Onion Chives(Allium schoenoprasum)
Light requirements: Full sun. Plants can also grow in part shade in the South and Southwest.
Planting: Space 8 to 12 inches apart.
Soil requirements: Plants grow fastest in rich, well-drained soil, but also tolerate a range of soil types.
Water requirements: Keep soil moist after planting until plants are well-rooted. Once established, plants in beds survive on rainfall.
Frost-fighting plan: Onion chives are perennial in zones 3 to 10. Plants can survive light frost (29-32º F). Protect newly planted seedlings from late spring frosts or prolong the growing season by covering plants with a frost blanket.
Common issues: Give chives a midsummer trim if plants are floppy and scraggly from lack of harvest. Keep an eye out for aphids.

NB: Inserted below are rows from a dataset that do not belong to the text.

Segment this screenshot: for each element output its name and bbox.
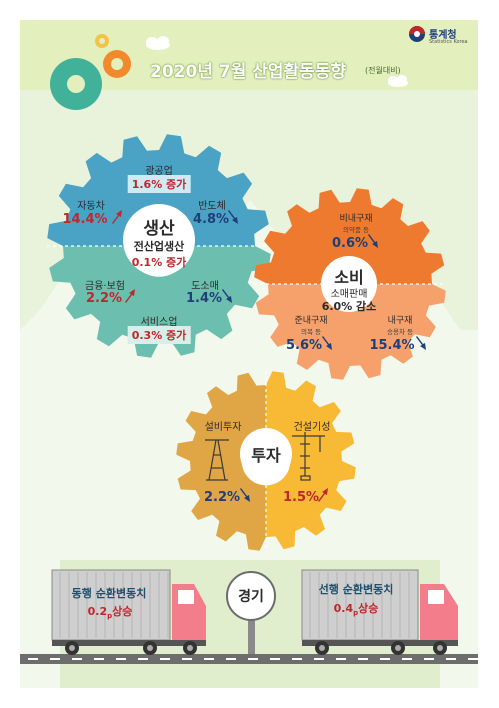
investment-title: 투자 <box>251 446 281 465</box>
down-arrow-icon <box>240 488 250 502</box>
gear-icon <box>50 58 102 110</box>
mining-value: 1.6% 증가 <box>127 175 191 193</box>
production-total-label: 전산업생산 <box>133 240 185 253</box>
production-total-value: 0.1% 증가 <box>131 256 187 269</box>
crane-icon <box>292 432 325 481</box>
logo-name: 통계청 <box>429 30 457 41</box>
coincident-unit: p <box>107 612 113 621</box>
auto-label: 자동차 <box>77 201 105 212</box>
up-arrow-icon <box>318 488 328 502</box>
facility-value: 2.2% <box>203 490 241 505</box>
semidurable-label: 준내구재 <box>294 316 328 326</box>
road-markings <box>28 658 478 660</box>
gear-icon <box>95 34 109 48</box>
consumption-title: 소비 <box>334 268 364 287</box>
retail-label: 도소매 <box>191 281 219 292</box>
nondurable-label: 비내구재 <box>339 214 373 224</box>
gear-icon <box>103 50 131 78</box>
down-arrow-icon <box>368 234 378 248</box>
statistics-korea-logo-icon <box>409 26 425 42</box>
down-arrow-icon <box>322 336 332 350</box>
up-arrow-icon <box>125 289 135 303</box>
services-value: 0.3% 증가 <box>127 326 191 344</box>
semidurable-value: 5.6% <box>285 338 323 353</box>
durable-label: 내구재 <box>387 316 413 326</box>
leading-unit: p <box>353 609 359 618</box>
facility-label: 설비투자 <box>204 422 242 433</box>
coincident-value: 0.2 <box>87 605 108 618</box>
durable-value: 15.4% <box>369 338 415 353</box>
nondurable-sub: 의약품 등 <box>343 226 369 234</box>
construction-label: 건설기성 <box>293 422 331 433</box>
down-arrow-icon <box>228 210 238 224</box>
production-title: 생산 <box>143 219 175 239</box>
coincident-change: 상승 <box>112 605 133 618</box>
signpost-pole <box>248 618 255 664</box>
coincident-label: 동행 순환변동치 <box>71 587 147 600</box>
consumption-total-value: 6.0% 감소 <box>321 300 377 313</box>
economy-title: 경기 <box>238 589 264 605</box>
semidurable-sub: 의복 등 <box>300 328 322 336</box>
down-arrow-icon <box>222 289 232 303</box>
services-label: 서비스업 <box>140 317 178 328</box>
leading-value: 0.4 <box>333 602 354 615</box>
consumption-gear <box>254 188 446 380</box>
truck-icon <box>301 569 458 655</box>
leading-change: 상승 <box>358 602 379 615</box>
consumption-total-label: 소매판매 <box>330 289 368 300</box>
investment-gear <box>176 371 356 551</box>
leading-label: 선행 순환변동치 <box>318 583 394 596</box>
cloud-icon <box>146 36 170 50</box>
mining-label: 광공업 <box>145 166 173 177</box>
page-title: 2020년 7월 산업활동동향 <box>150 62 347 82</box>
finance-label: 금융·보험 <box>85 281 125 292</box>
finance-value: 2.2% <box>85 291 123 306</box>
coincident-value-line: 0.2p상승 <box>88 603 133 620</box>
construction-value: 1.5% <box>282 490 320 505</box>
economy-sign <box>226 571 276 621</box>
oil-pump-icon <box>205 439 229 481</box>
semi-label: 반도체 <box>198 201 226 212</box>
down-arrow-icon <box>416 336 426 350</box>
truck-icon <box>51 569 206 655</box>
retail-value: 1.4% <box>185 291 223 306</box>
leading-value-line: 0.4p상승 <box>334 600 379 617</box>
logo-subtitle: Statistics Korea <box>429 39 468 45</box>
nondurable-value: 0.6% <box>331 236 369 251</box>
cloud-icon <box>388 75 408 87</box>
durable-sub: 승용차 등 <box>387 328 413 336</box>
auto-value: 14.4% <box>62 212 108 227</box>
semi-value: 4.8% <box>192 212 230 227</box>
page-subtitle: (전월대비) <box>365 66 401 75</box>
up-arrow-icon <box>112 210 122 224</box>
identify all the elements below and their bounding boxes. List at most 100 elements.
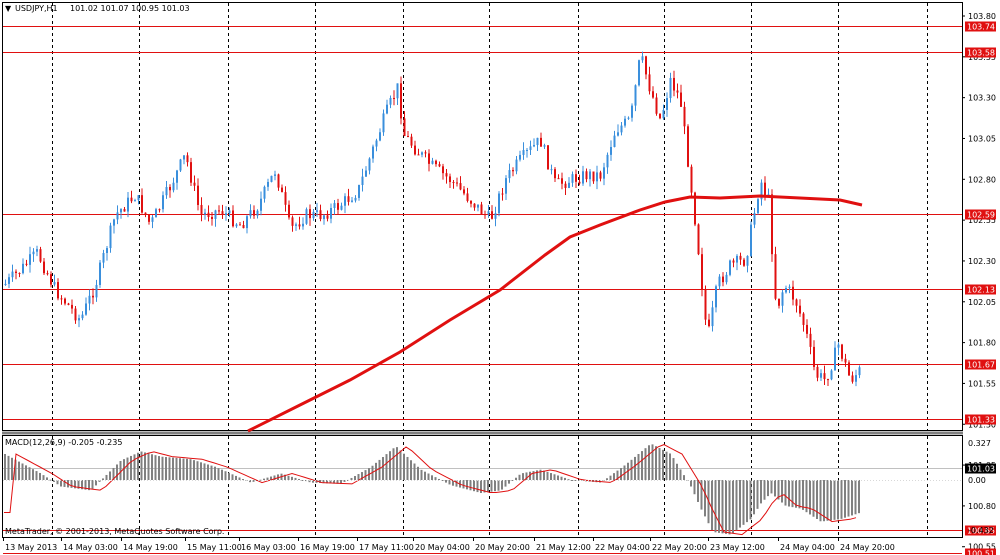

Harvesting: Pick leaves at any point in the growing season. Flowers are edible, too; break them apart into individual blooms before adding to dishes for less intense flavor. Cut from the outside of the clump, about ½ inch above the soil level.
Storage: Store in water at room temperature to enjoy fresh clippings for a few days. Otherwise, wrap unwashed stems loosely in a paper towel and stash in a very loosely closed plastic bag in a warmer spot in your refrigerator, like a compartment in the door. For longer storage, dry or freeze leaves.
For more information, visit the Onion Chives page in our How to Grow section.
- Calories: 1
- Carbohydrates: 0g
- Dietary fiber: 0g
- Sugars: 0g
- Protein: 0g
- Vitamin A: 3% DV
- Vitamin C: 3%
- Vitamin K: 8%
- Vitamin B6: 0%
- Folate: 1%
- Potassium: 0%
- Manganese: 1%
Chives, relatives of the onion and the leek, are well recognized by their long and slender green, hollow stems. The chive has a milder flavor than onions, and its delicate lavender-colored flower is also edible. Chives are a good source of Vitamin A, which helps the body metabolize proteins and sugar, and they contain a fair amount of calcium. A high presence of Vitamin K means that eating chives diminishes the risk of blood clots, reduces blood pressure and blood cholesterol levels, and aids in bone strength. When cooking with chives, add them toward the end to retain their flavor.